Abstract
Background
Although group B Streptococcus (GBS) colonization rate among pregnant Korean women is lower than that among women from many Western countries, recent data show an upward trend. We investigated recent epidemiological changes in GBS among pregnant Korean women in terms of colonization rate, antimicrobial susceptibility, serotype, and resistance genotype.
Methods
Vaginal and anorectal swab specimens from 379 pregnant Korean women were cultured on Strep B Carrot Broth with GBS Detect (Hardy Diagnostics, USA), selective Todd-Hewitt broth (Becton Dickinson, USA), and Granada agar plate medium (Becton Dickinson). The antimicrobial susceptibility, serotypes, and macrolide-lincosamide-streptogramin B (MLSB) resistance genes of the GBS isolates were tested.
Results
The GBS colonization rate among pregnant Korean women was 19.8% (75/379). Colonization rates using Strep B Carrot Broth with GBS Detect, selective Todd-Hewitt broth, and Granada agar plate medium cultures were 19.5%, 19.3%, and 15.0%, respectively. Six pregnant women were colonized by non-beta-hemolytic GBS and were detected only in Strep B Carrot Broth with GBS Detect. Resistance rates of GBS to clindamycin, erythromycin, and tetracycline were 16.0%, 28.0%, and 42.7%, respectively. The most common GBS serotypes were V (22.7%), VIII (20.0%), and III (20.0%). The frequency of MLSB resistance geneserm(B) anderm(TR) were 63.6% and 36.4%, respectively.

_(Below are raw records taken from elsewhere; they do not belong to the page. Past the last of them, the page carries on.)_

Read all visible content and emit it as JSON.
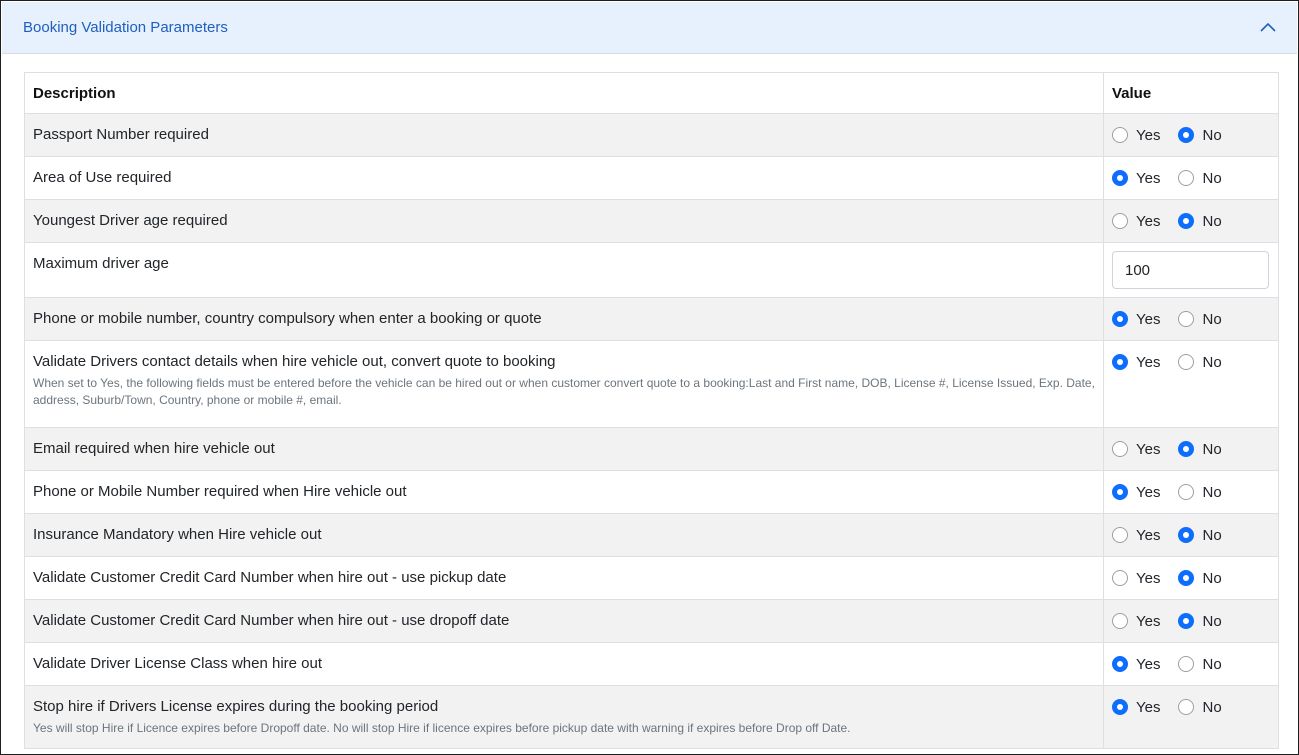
{
  "panel": {
    "title": "Booking Validation Parameters"
  },
  "table": {
    "headers": {
      "description": "Description",
      "value": "Value"
    },
    "yes_label": "Yes",
    "no_label": "No",
    "rows": [
      {
        "label": "Passport Number required",
        "type": "radio",
        "value": "No",
        "note": ""
      },
      {
        "label": "Area of Use required",
        "type": "radio",
        "value": "Yes",
        "note": ""
      },
      {
        "label": "Youngest Driver age required",
        "type": "radio",
        "value": "No",
        "note": ""
      },
      {
        "label": "Maximum driver age",
        "type": "input",
        "value": "100",
        "note": ""
      },
      {
        "label": "Phone or mobile number, country compulsory when enter a booking or quote",
        "type": "radio",
        "value": "Yes",
        "note": ""
      },
      {
        "label": "Validate Drivers contact details when hire vehicle out, convert quote to booking",
        "type": "radio",
        "value": "Yes",
        "note": "When set to Yes, the following fields must be entered before the vehicle can be hired out or when customer convert quote to a booking:Last and First name, DOB, License #, License Issued, Exp. Date, address, Suburb/Town, Country, phone or mobile #, email."
      },
      {
        "label": "Email required when hire vehicle out",
        "type": "radio",
        "value": "No",
        "note": ""
      },
      {
        "label": "Phone or Mobile Number required when Hire vehicle out",
        "type": "radio",
        "value": "Yes",
        "note": ""
      },
      {
        "label": "Insurance Mandatory when Hire vehicle out",
        "type": "radio",
        "value": "No",
        "note": ""
      },
      {
        "label": "Validate Customer Credit Card Number when hire out - use pickup date",
        "type": "radio",
        "value": "No",
        "note": ""
      },
      {
        "label": "Validate Customer Credit Card Number when hire out - use dropoff date",
        "type": "radio",
        "value": "No",
        "note": ""
      },
      {
        "label": "Validate Driver License Class when hire out",
        "type": "radio",
        "value": "Yes",
        "note": ""
      },
      {
        "label": "Stop hire if Drivers License expires during the booking period",
        "type": "radio",
        "value": "Yes",
        "note": "Yes will stop Hire if Licence expires before Dropoff date. No will stop Hire if licence expires before pickup date with warning if expires before Drop off Date."
      }
    ]
  },
  "colors": {
    "accent": "#0d6efd",
    "header_bg": "#e7f0fd",
    "title_color": "#1f5fbf"
  },
  "icons": {
    "collapse": "chevron-up-icon"
  }
}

In the absence of effective prevention measures, group B Streptococcus (GBS) is the main cause of neonatal bacterial infections, including sepsis, pneumonia, and meningitis, which can lead to death or have long-term effects [1, 2]. GBS infections can present from birth to day 6 (early-onset disease [EOD]) or from day 7 to day 89 (late-onset disease). EOD is the result of vertical transmission (at delivery or shortly before) from a mother with GBS colonization in the anorectal and vaginal sites [3, 4]. GBS serotypes II and III have the highest pathogenicity, and serotype III is most frequently isolated from neonatal GBS infections. In some regions, serotype V isolation has been rapidly increasing [5-8]. Moreover, serotypes III and V have shown multi-drug resistance to clindamycin, erythromycin, and tetracycline, thus narrowing the choice of therapeutic agents available against infections caused by these serotypes [7].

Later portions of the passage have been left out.